Case ID: ga_123/html/0507-01.html
Source: Caselaw Access Project
Author: {"author": "Cobb, J.", "license": "Public Domain", "url": "https://static.case.law/"}
Date Created: 2024-08-24T03:29:51.129683

Watts v. Mayor and Council of Forsyth.
    Argued June 19,
    Decided July 17, 1905.
    Certiorari. Before Judge Reagan. Monroe superior court.
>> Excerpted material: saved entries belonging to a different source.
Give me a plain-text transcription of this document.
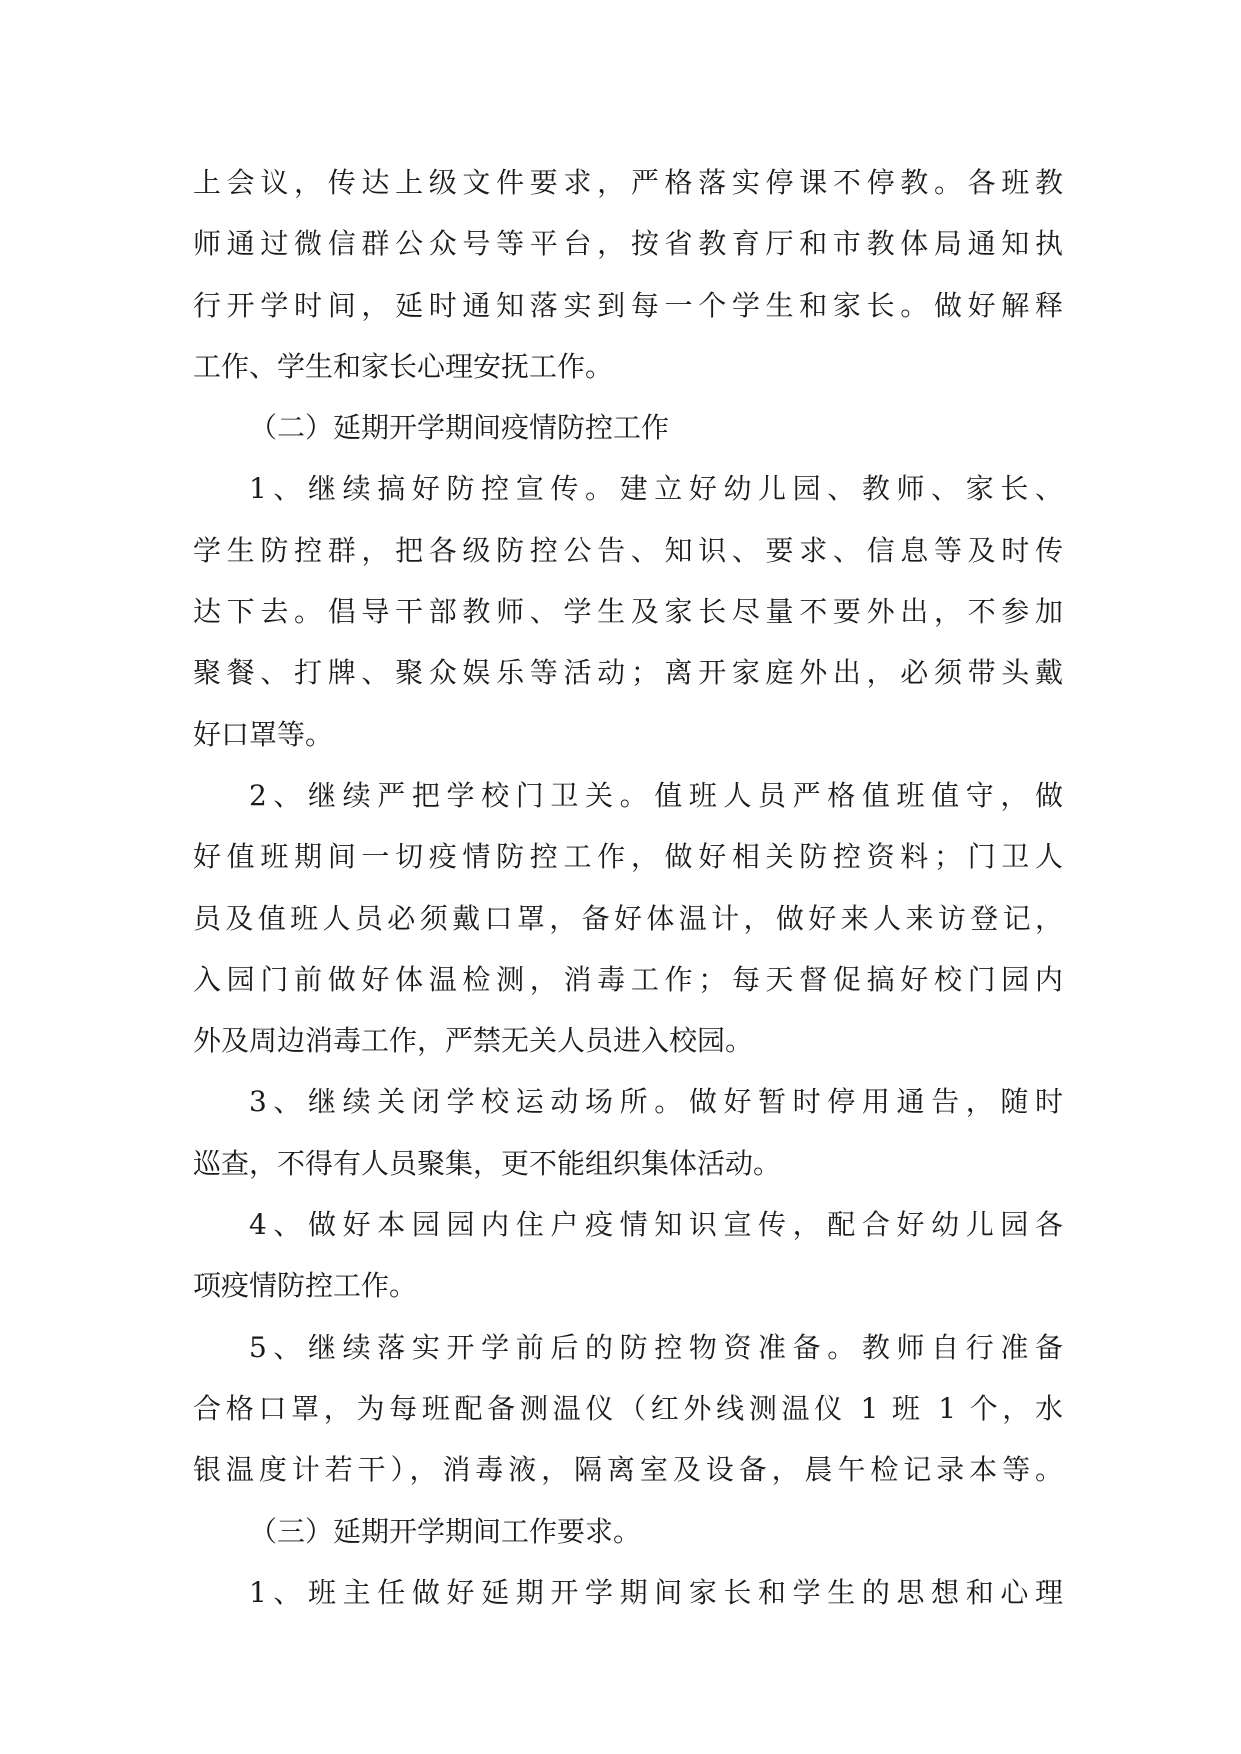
上会议，传达上级文件要求，严格落实停课不停教。各班教
师通过微信群公众号等平台，按省教育厅和市教体局通知执
行开学时间，延时通知落实到每一个学生和家长。做好解释
工作、学生和家长心理安抚工作。
（二）延期开学期间疫情防控工作
1、继续搞好防控宣传。建立好幼儿园、教师、家长、
学生防控群，把各级防控公告、知识、要求、信息等及时传
达下去。倡导干部教师、学生及家长尽量不要外出，不参加
聚餐、打牌、聚众娱乐等活动；离开家庭外出，必须带头戴
好口罩等。
2、继续严把学校门卫关。值班人员严格值班值守，做
好值班期间一切疫情防控工作，做好相关防控资料；门卫人
员及值班人员必须戴口罩，备好体温计，做好来人来访登记，
入园门前做好体温检测，消毒工作；每天督促搞好校门园内
外及周边消毒工作，严禁无关人员进入校园。
3、继续关闭学校运动场所。做好暂时停用通告，随时
巡查，不得有人员聚集，更不能组织集体活动。
4、做好本园园内住户疫情知识宣传，配合好幼儿园各
项疫情防控工作。
5、继续落实开学前后的防控物资准备。教师自行准备
合格口罩，为每班配备测温仪（红外线测温仪 1 班 1 个，水
银温度计若干），消毒液，隔离室及设备，晨午检记录本等。
（三）延期开学期间工作要求。
1、班主任做好延期开学期间家长和学生的思想和心理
May 8, 1905.
    
      Persons & Persons, for plaintiff in error.
    
      Cabaniss & Willingham, contra.
   Cobb, J.

Evidence that two jugs containing six or seven gallons of intoxicating liquor were found in the house of the accused, in a “ dry” county, that she also had fifteen or twenty empty jugs, which apparently had contained whisky, concealed in her house, that the accused admitted that the whisky in the jugs was hers, that certain parties stole a jug of whisky from the house of the accused during her absence, and that nineteen persons at different times had given the accused sums of mouey ranging from fifty cents, to two dollars, “to order” whisky for them, was sufficient to authorize a finding that the accused had violated a municipal ordinance prohibiting the keeping of intoxicating liquors for the purpose of unlawful sale. See Tucker v. Moultrie, 122 Ga. 160.

Judgment affirmed.

All the Justices concur, except Simmons, O. J., absent.